Frente a las agresiones externas, estos epitelios de revestimiento desempeñan una función protectora esencial a través de diversos mecanismos:
• uniones estrechas entre células;
• superposición densa de capas de células y descamación (epitelio multicapa de la epidermis);
• flujo de aire (tracto respiratorio, tos) o líquido (tracto digestivo, peristaltismo), lo que ayuda a evacuar los agentes patógenos;
• producción de moco (epitelio bronquial), que atrapa los agentes patógenos;
• movimientos ciliares (epitelio bronquial).
Además de la protección mecánica que proporcionan los epitelios de revestimiento, otros mecanismos intervienen en el refuerzo de las defensas del organismo frente a los ataques infecciosos:
• Cambio del pH: acidez gástrica.
• Enzimas antimicrobianas: pepsina (estómago), lisozima (lágrimas), que descomponen los elementos constituyentes de los agentes infecciosos.
• Péptidos antimicrobianos: defensinas, catelicidinas, histatinas, etc. Son auténticos antibióticos naturales.
Como hemos visto, los microorganismos (bacterias, virus, hongos, etc.) que suelen residir en la superficie de la piel o las mucosas se conocen como flora comensal. Estos microorganismos, que viven en equilibrio con nuestro organismo, constituyen una primera defensa contra cualquier agente infeccioso susceptible de atacarlo. El agente sucumbe ante una flora comensal extremadamente abundante, que compite por los nutrientes disponibles y, por tanto, por la supervivencia. Además, la flora comensal mantiene localmente una estimulación mínima permanente de nuestro sistema inmunitario, contribuyendo a reforzarlo y a reforzar la función de la barrera epitelial (véase la página 51, «Papel de la microbiota»).
Si las barreras fisicoquímicas y microbiológicas locales no contienen la agresión, el segundo mecanismo que entra en juego es la respuesta inflamatoria.
La respuesta inflamatoria es un mecanismo de defensa inmunitario innato que alerta y dirige la respuesta inmunitaria, pero también participa en la activación de las células inmunitarias efectoras locales.
Las células inmunitarias que residen en el tejido atacado (mastocitos, macrófagos) reconocen un ataque detectando la presencia de agresores, o incluso la aparición de daños celulares. Para ello, utilizan receptores de señales de peligro (véase la página 17, «Reconocimiento de las señales de peligro»):
• PAMP: receptores de patrones moleculares asociados a patógenos.
• DAMP: receptores moleculares de reconocimiento de patrones asociados al daño celular.
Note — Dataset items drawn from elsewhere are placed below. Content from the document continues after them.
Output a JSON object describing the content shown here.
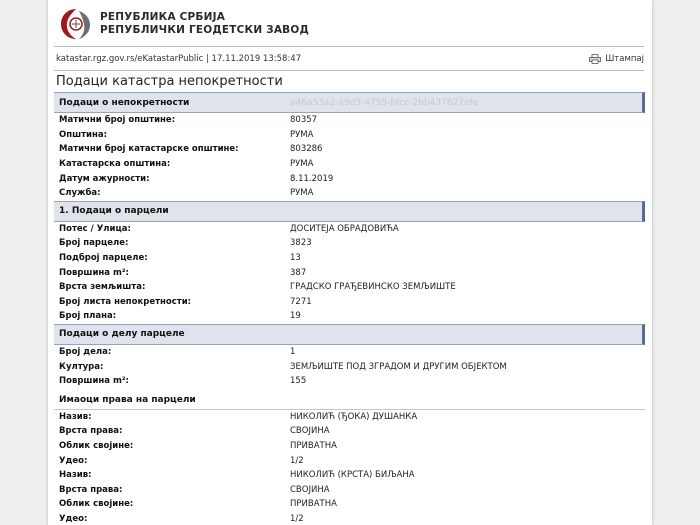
{
  "header": {
    "agency_line1": "РЕПУБЛИКА СРБИЈА",
    "agency_line2": "РЕПУБЛИЧКИ ГЕОДЕТСКИ ЗАВОД"
  },
  "urlbar": {
    "url_and_time": "katastar.rgz.gov.rs/eKatastarPublic | 17.11.2019 13:58:47",
    "print_label": "Штампај"
  },
  "page_title": "Подаци катастра непокретности",
  "property_section": {
    "title": "Подаци о непокретности",
    "guid": "a46a53a2-a9d3-4759-bfcc-2bb437627efe",
    "rows": [
      {
        "label": "Матични број општине:",
        "value": "80357"
      },
      {
        "label": "Општина:",
        "value": "РУМА"
      },
      {
        "label": "Матични број катастарске општине:",
        "value": "803286"
      },
      {
        "label": "Катастарска општина:",
        "value": "РУМА"
      },
      {
        "label": "Датум ажурности:",
        "value": "8.11.2019"
      },
      {
        "label": "Служба:",
        "value": "РУМА"
      }
    ]
  },
  "parcel_section": {
    "title": "1. Подаци о парцели",
    "rows": [
      {
        "label": "Потес / Улица:",
        "value": "ДОСИТЕЈА ОБРАДОВИЋА"
      },
      {
        "label": "Број парцеле:",
        "value": "3823"
      },
      {
        "label": "Подброј парцеле:",
        "value": "13"
      },
      {
        "label": "Површина m²:",
        "value": "387"
      },
      {
        "label": "Врста земљишта:",
        "value": "ГРАДСКО ГРАЂЕВИНСКО ЗЕМЉИШТЕ"
      },
      {
        "label": "Број листа непокретности:",
        "value": "7271"
      },
      {
        "label": "Број плана:",
        "value": "19"
      }
    ]
  },
  "part_section": {
    "title": "Подаци о делу парцеле",
    "rows": [
      {
        "label": "Број дела:",
        "value": "1"
      },
      {
        "label": "Култура:",
        "value": "ЗЕМЉИШТЕ ПОД ЗГРАДОМ И ДРУГИМ ОБЈЕКТОМ"
      },
      {
        "label": "Површина m²:",
        "value": "155"
      }
    ]
  },
  "rights_section": {
    "title": "Имаоци права на парцели",
    "rows": [
      {
        "label": "Назив:",
        "value": "НИКОЛИЋ (ЂОКА) ДУШАНКА"
      },
      {
        "label": "Врста права:",
        "value": "СВОЈИНА"
      },
      {
        "label": "Облик својине:",
        "value": "ПРИВАТНА"
      },
      {
        "label": "Удео:",
        "value": "1/2"
      },
      {
        "label": "Назив:",
        "value": "НИКОЛИЋ (КРСТА) БИЉАНА"
      },
      {
        "label": "Врста права:",
        "value": "СВОЈИНА"
      },
      {
        "label": "Облик својине:",
        "value": "ПРИВАТНА"
      },
      {
        "label": "Удео:",
        "value": "1/2"
      }
    ]
  }
}
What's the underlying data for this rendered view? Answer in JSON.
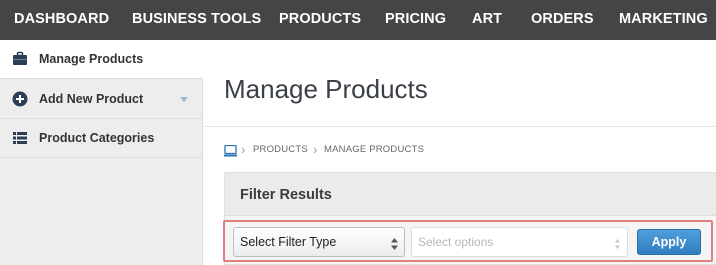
{
  "topnav": {
    "items": [
      {
        "label": "DASHBOARD"
      },
      {
        "label": "BUSINESS TOOLS"
      },
      {
        "label": "PRODUCTS"
      },
      {
        "label": "PRICING"
      },
      {
        "label": "ART"
      },
      {
        "label": "ORDERS"
      },
      {
        "label": "MARKETING"
      }
    ]
  },
  "sidebar": {
    "items": [
      {
        "label": "Manage Products",
        "icon": "briefcase-icon",
        "active": true
      },
      {
        "label": "Add New Product",
        "icon": "plus-circle-icon",
        "has_dropdown": true
      },
      {
        "label": "Product Categories",
        "icon": "list-icon"
      }
    ]
  },
  "main": {
    "title": "Manage Products",
    "breadcrumb": {
      "icon": "computer-icon",
      "items": [
        "PRODUCTS",
        "MANAGE PRODUCTS"
      ]
    },
    "filter": {
      "title": "Filter Results",
      "type_select": "Select Filter Type",
      "options_select_placeholder": "Select options",
      "apply_label": "Apply"
    }
  },
  "colors": {
    "nav_bg": "#444546",
    "sidebar_bg": "#ededed",
    "accent_blue": "#2f7dbf",
    "highlight_border": "#e07f82"
  }
}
Al reconocer las señales de peligro, estas células de la inmunidad innata liberan mediadores inflamatorios.
La liberación de estos mediadores inflamatorios da lugar al síndrome inflamatorio que todos conocemos, con los siguientes síntomas: enrojecimiento, calor, hinchazón y dolor. El enrojecimiento y la sensación de calor se deben a la vasodilatación de los pequeños vasos sanguíneos (capilares), que también provoca una ralentización local de la circulación sanguínea. La permeabilidad de los vasos se altera, lo que favorece la fuga de plasma (la parte líquida de la sangre), responsable del edema. Por último, el dolor se debe a la presión ejercida sobre las fibras nerviosas cercanas.
Estos mediadores inflamatorios permiten:
• Activar las células efectoras para estimular su acción antimicrobiana.
• Aumentar la dilatación y la permeabilidad de los vasos. Este mecanismo aumenta el suministro de componentes inmunitarios en la sangre y permite que más células fagocíticas lleguen al lugar de la inflamación.
La inflamación desempeña un papel muy importante en la lucha contra las agresiones al organismo, ya que activa los efectores inmunitarios ya presentes en el lugar (mastocitos, macrófagos), recluta nuevos efectores (neutrófilos, monocitos/macrófagos) e informa al sistema inmunitario adaptativo (mediante la activación de las células dendríticas).
Cuando tomar antiinflamatorios reduce la respuesta inmunitaria
Si tomamos antiinflamatorios para reducir los síntomas ligados a la inflamación (dolor), corremos el riesgo de reducir la eficacia de la respuesta inmunitaria. De hecho, el antiinflamatorio disminuye la producción de mediadores de la inflamación, lo que sin duda reduce los síntomas, pero al mismo tiempo dificulta la respuesta inmunitaria contra el agresor. En caso de infección, se corre el riesgo de que el agresor escape al control y siga propagándose en los tejidos, de manera completamente asintomática, porque el antiinflamatorio suprime los síntomas asociados a la infección.
Cuando se interrumpe la toma del antiinflamatorio, o cuando la infección se ha extendido, la inflamación deja de estar controlada y reaparece, esta vez en forma de una infección grave y, por tanto, más difícil de tratar.
Un ejemplo son las infecciones dentales en las que, a falta de un tratamiento eficaz por parte del dentista, la toma de un antiinflamatorio expone al paciente al riesgo de que se le propague la infección a la cara, lo que puede desembocar en una celulitis facial odontógena, una infección especialmente difícil de tratar.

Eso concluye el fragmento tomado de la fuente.